James L. Brooks' adaptation of Larry McMurtry's "Terms of Endearment" won the 1981 writing award, part of a sweep. Peter Shaffer's dazzling screen version of his play "Amadeus" earned him the 1983 Oscar. Ruth Prawer Jhabvala's splendid screenplay of gay E.M. Forster's "A Room With a View" garnered her 1986's award.
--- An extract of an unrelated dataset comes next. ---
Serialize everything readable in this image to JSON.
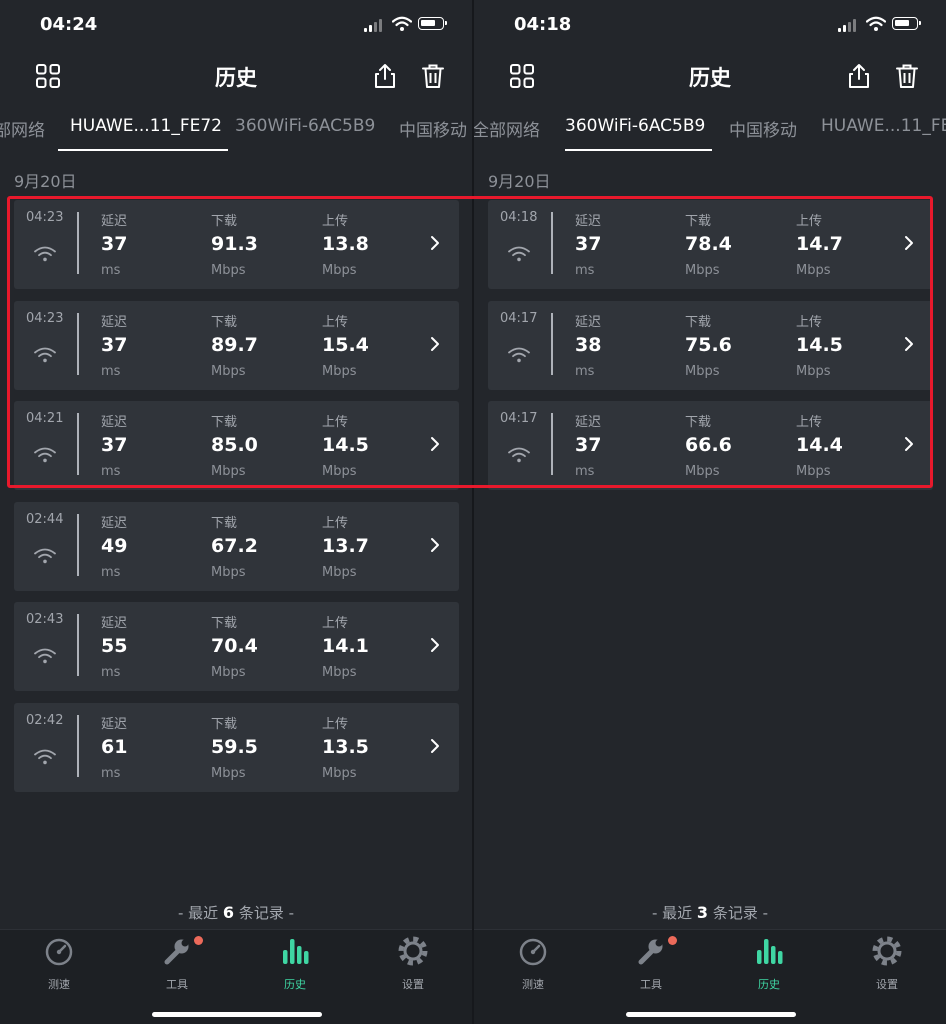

Christopher Hampton won for his 1988 adaptation of his play "Dangerous Liaisons," based on Choderlos de Laclos' magnificent novel.

Michael Blake won in 1990 for adapting his "Dances with Wolves," but Donald Westlake deserved it for scripting his "The Grifters." In 1992, Jhabvala won again for another Forster novel, "Howard's End." Steven Zaillan collected 1993's prize for transforming Thomas Kennealy's "Schindler's List." James Ellroy's gripping novel "L.A. Confidential" deservedly earned Curtis Hanson and Brian Helgeland's brilliant screenplay the Oscar. Bill Condon's haunting adaptation of Christopher Bram's novel about gay director James Whale won the 1998 award.

The new century has favored screenplays about gay men. In 2004, Larry McMurtry's and Diana Ossana's powerful script for the landmark tragic gay romance "Brokeback Mountain," taken from Annie Proulx's story, garnered the award. Graham Moore's poignant "The Imitation Game" (2013), based on Andrew Hodges' book about prosecuted gay genius "Alan Turing: The Enigma," collected the prize. Tarell Alvin McCraney's gay coming-of-age play "In Moonlight All Black Boys Look Alike" was beautifully adapted by Barry Jenkins and McCraney, retitled "Moonlight," and won them and the film Oscars.

Will James Ivory's exquisite adaptation of Andre Aciman's "Call Me By Your Name" make it two years in a row for a gay love story?